In order for the employer to be liable, claimant's injuries must be sustained while he was "actually engaged in the furtherance of the business or affairs of the employer." Section 301(c) of The Pennsylvania Workmen's Compensation Act, Act of June 2, 1915, P.L. 736, as amended, 77 P.S. §411(1).

This was merely a Christmas party. No business was conducted nor were any clients present. While this event may have had a salutory effect on the collegiality of the workforce, this by-product is not sufficient to establish that claimant was "actually engaged in the furtherance of the business or affairs of the employer." Id. Many employers routinely hold Christmas parties for their staff members which benefit the esprit de corps. Yet, I'm sure this Court is not ready to affirm that every such event is in the course of employment.[1]

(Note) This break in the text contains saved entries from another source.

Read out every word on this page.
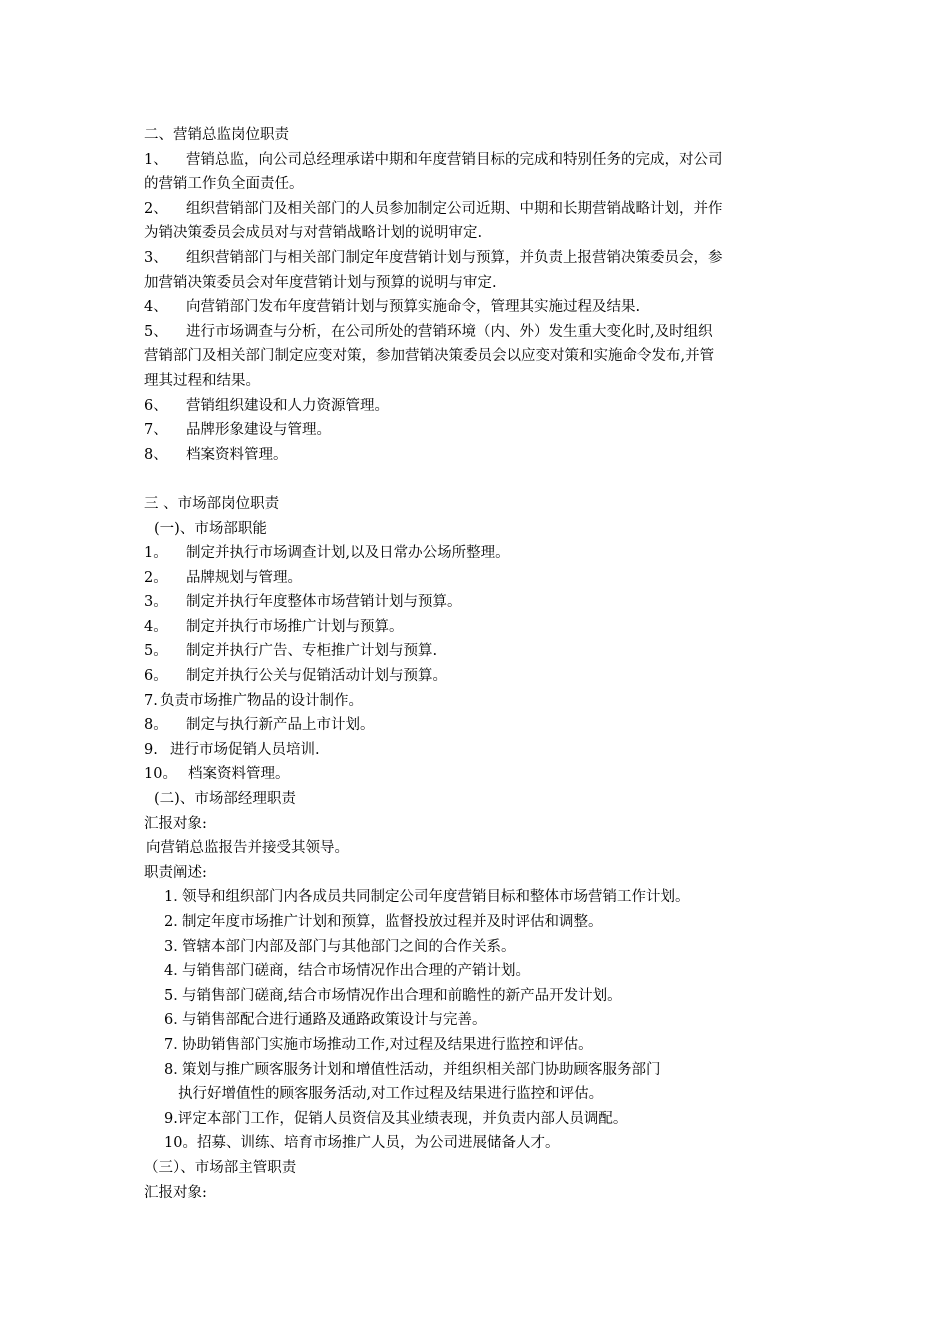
二、营销总监岗位职责
1、 营销总监，向公司总经理承诺中期和年度营销目标的完成和特别任务的完成，对公司
的营销工作负全面责任。
2、 组织营销部门及相关部门的人员参加制定公司近期、中期和长期营销战略计划，并作
为销决策委员会成员对与对营销战略计划的说明审定.
3、 组织营销部门与相关部门制定年度营销计划与预算，并负责上报营销决策委员会，参
加营销决策委员会对年度营销计划与预算的说明与审定.
4、 向营销部门发布年度营销计划与预算实施命令，管理其实施过程及结果.
5、 进行市场调查与分析，在公司所处的营销环境（内、外）发生重大变化时,及时组织
营销部门及相关部门制定应变对策，参加营销决策委员会以应变对策和实施命令发布,并管
理其过程和结果。
6、 营销组织建设和人力资源管理。
7、 品牌形象建设与管理。
8、 档案资料管理。
三 、市场部岗位职责
(一)、市场部职能
1。 制定并执行市场调查计划,以及日常办公场所整理。
2。 品牌规划与管理。
3。 制定并执行年度整体市场营销计划与预算。
4。 制定并执行市场推广计划与预算。
5。 制定并执行广告、专柜推广计划与预算.
6。 制定并执行公关与促销活动计划与预算。
7. 负责市场推广物品的设计制作。
8。 制定与执行新产品上市计划。
9. 进行市场促销人员培训.
10。 档案资料管理。
(二)、市场部经理职责
汇报对象:
向营销总监报告并接受其领导。
职责阐述:
1．领导和组织部门内各成员共同制定公司年度营销目标和整体市场营销工作计划。
2．制定年度市场推广计划和预算，监督投放过程并及时评估和调整。
3．管辖本部门内部及部门与其他部门之间的合作关系。
4．与销售部门磋商，结合市场情况作出合理的产销计划。
5．与销售部门磋商,结合市场情况作出合理和前瞻性的新产品开发计划。
6．与销售部配合进行通路及通路政策设计与完善。
7．协助销售部门实施市场推动工作,对过程及结果进行监控和评估。
8．策划与推广顾客服务计划和增值性活动，并组织相关部门协助顾客服务部门
执行好增值性的顾客服务活动,对工作过程及结果进行监控和评估。
9.评定本部门工作，促销人员资信及其业绩表现，并负责内部人员调配。
10。招募、训练、培育市场推广人员，为公司进展储备人才。
（三）、市场部主管职责
汇报对象:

Accordingly, I would reverse the Board and deny benefits.

NOTES

[1] The majority attempts to distinguish Capitol International Airways, Inc. v. Workmen's Compensation Appeal Board, 58 Pa. Commonwealth Ct. 551, 428 A.2d 295 (1981), on the basis that the claimant was on a disqualifying deviation or detour. However, Capitol was decided on the rationale that the claimant was not "actually engaged in furthering his employer's business and was not in the course of his employment." Id. at 557, 428 A.2d at 298. This result was reached even though the claimant in Capitol, an airline navigator, was on a layover in a foreign country mandated by his employer.

The case at bar is analogous to Capitol specifically because claimant was not required to perform any duties relating to his occupation while at the Christmas party.